Desde ese día mi vida perdió el sentido, toda mi realidad se distorsionó, pasaron muchas situaciones que me afectaron a tal nivel que me provocaron un linfoma de hodgkings y nada fue como antes.

Vagué por mucho tiempo intentando buscar mi rumbo, tras 6 años encontré el amor y de la mano de ello nacieron mis hijos (Fiorella y Giorgio), pero la relación se desgastó y por estos días estoy viviendo nuevamente en el aire, estoy buscando tener nuevamente mi espacio, retomando lo que hace 13 años perdí y agregando los aprendizajes y cosas positivas de estos últimos años.


Después de mucho tiempo me estoy reconciliando con el pasado, estoy cerrando un ciclo muy duro que se originó con la partida de mi papá y hoy me reencuentro conmigo y con mi gente, retorno a mi esencia y vuelvo a ser yo mismo.

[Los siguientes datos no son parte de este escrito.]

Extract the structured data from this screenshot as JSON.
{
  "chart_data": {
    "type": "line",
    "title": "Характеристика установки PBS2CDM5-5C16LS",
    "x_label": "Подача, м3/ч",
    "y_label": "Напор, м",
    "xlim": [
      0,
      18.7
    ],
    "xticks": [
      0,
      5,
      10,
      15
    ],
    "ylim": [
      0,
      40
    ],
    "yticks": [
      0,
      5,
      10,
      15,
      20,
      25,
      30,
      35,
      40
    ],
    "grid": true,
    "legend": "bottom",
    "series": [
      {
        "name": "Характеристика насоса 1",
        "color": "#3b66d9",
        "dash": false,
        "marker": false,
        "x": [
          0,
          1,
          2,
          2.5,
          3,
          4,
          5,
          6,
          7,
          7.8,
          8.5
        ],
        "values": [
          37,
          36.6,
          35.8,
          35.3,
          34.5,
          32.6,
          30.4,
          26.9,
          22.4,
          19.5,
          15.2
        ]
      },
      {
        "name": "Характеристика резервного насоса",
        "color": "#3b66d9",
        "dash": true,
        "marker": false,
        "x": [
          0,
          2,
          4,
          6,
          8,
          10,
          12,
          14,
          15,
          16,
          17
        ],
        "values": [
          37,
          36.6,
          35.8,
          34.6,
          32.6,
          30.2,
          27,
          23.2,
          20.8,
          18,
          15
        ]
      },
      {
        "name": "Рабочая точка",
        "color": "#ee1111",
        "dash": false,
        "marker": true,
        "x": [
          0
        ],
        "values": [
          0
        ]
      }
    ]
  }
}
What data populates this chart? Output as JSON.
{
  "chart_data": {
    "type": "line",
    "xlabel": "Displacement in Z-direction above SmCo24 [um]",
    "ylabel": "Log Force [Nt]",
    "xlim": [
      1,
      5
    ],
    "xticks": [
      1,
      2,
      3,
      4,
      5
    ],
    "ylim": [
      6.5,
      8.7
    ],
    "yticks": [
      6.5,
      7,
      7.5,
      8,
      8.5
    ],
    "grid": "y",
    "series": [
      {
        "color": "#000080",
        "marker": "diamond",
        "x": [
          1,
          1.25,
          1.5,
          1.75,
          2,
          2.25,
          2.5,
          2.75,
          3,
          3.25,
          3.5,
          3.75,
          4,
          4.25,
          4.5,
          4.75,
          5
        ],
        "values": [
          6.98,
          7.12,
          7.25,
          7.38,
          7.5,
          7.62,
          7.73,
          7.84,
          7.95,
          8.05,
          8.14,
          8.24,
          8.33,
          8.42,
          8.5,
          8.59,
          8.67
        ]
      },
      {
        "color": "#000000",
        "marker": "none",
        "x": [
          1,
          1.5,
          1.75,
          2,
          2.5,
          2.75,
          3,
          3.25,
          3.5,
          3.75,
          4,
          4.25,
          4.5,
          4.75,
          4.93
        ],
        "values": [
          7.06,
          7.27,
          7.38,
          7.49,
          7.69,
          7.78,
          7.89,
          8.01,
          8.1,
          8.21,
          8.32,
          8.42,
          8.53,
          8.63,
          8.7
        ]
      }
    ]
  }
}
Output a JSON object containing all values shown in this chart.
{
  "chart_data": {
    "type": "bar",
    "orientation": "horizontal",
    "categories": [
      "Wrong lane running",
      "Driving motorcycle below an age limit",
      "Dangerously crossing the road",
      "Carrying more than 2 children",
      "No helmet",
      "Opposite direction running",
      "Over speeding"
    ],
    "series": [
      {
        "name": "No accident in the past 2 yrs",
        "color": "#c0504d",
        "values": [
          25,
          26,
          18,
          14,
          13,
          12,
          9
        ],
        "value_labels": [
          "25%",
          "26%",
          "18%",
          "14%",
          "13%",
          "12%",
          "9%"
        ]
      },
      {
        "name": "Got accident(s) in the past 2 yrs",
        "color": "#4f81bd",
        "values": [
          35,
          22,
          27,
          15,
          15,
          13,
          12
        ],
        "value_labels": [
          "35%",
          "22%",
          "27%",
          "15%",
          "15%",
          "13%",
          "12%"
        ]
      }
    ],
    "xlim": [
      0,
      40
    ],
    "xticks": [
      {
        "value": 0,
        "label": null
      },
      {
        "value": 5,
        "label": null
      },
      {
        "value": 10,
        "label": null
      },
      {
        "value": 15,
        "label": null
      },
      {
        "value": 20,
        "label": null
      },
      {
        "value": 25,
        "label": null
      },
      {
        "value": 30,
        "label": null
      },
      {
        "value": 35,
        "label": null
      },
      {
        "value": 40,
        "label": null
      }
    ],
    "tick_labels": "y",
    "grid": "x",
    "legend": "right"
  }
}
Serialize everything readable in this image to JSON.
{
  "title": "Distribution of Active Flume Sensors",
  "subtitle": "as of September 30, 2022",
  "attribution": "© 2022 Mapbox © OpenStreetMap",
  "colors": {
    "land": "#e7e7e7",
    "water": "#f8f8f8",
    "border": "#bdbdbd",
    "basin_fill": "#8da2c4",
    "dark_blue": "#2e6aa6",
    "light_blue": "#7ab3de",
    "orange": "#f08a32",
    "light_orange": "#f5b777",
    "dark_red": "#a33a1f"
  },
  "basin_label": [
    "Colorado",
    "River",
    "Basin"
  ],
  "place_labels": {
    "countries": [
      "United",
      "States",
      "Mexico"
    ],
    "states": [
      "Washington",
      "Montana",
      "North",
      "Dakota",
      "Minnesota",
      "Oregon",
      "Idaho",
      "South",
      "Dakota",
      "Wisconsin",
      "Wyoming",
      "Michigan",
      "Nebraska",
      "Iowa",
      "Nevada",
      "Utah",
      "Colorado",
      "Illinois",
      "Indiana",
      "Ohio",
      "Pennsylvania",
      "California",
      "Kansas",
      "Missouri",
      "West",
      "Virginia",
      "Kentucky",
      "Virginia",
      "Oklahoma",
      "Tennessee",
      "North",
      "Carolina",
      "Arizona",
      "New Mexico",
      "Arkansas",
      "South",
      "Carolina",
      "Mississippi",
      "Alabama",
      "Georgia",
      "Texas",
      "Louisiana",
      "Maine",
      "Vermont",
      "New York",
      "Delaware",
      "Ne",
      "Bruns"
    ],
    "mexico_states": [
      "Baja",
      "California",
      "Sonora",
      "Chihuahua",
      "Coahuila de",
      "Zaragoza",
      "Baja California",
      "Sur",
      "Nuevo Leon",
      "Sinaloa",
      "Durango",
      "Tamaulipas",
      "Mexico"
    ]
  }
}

En estos momentos estoy en el punto de inflexión de los caminos de mi vida, pero me siento bien, me reencontré conmigo y he recapitulado mi historia.


Esta fecha me hace pensar en el significado de la vida, en que estamos aquí por un tiempo limitado que no sabemos cuánto durará, es por ello que me planteo mostrarme como realmente soy, hacer lo que me gusta, disfrutar el tiempo y entregar el cariño a quienes quiero.


Hoy me siento libre y dispuesto a enfrentar lo que la vida me depare, sin embargo, más que nunca le doy importancia a mi familia y amigos, es el apoyo de ellos lo que me hace estar tranquilo y son mis hijos los que me conducirán por mi destino.


Estos días me recuerdan más que nunca mi labor de padre y la huella que dejamos en las nuevas generaciones.


Gracias papá por lo que me enseñaste, ahora me toca a mi hacer lo propio por mis hijos.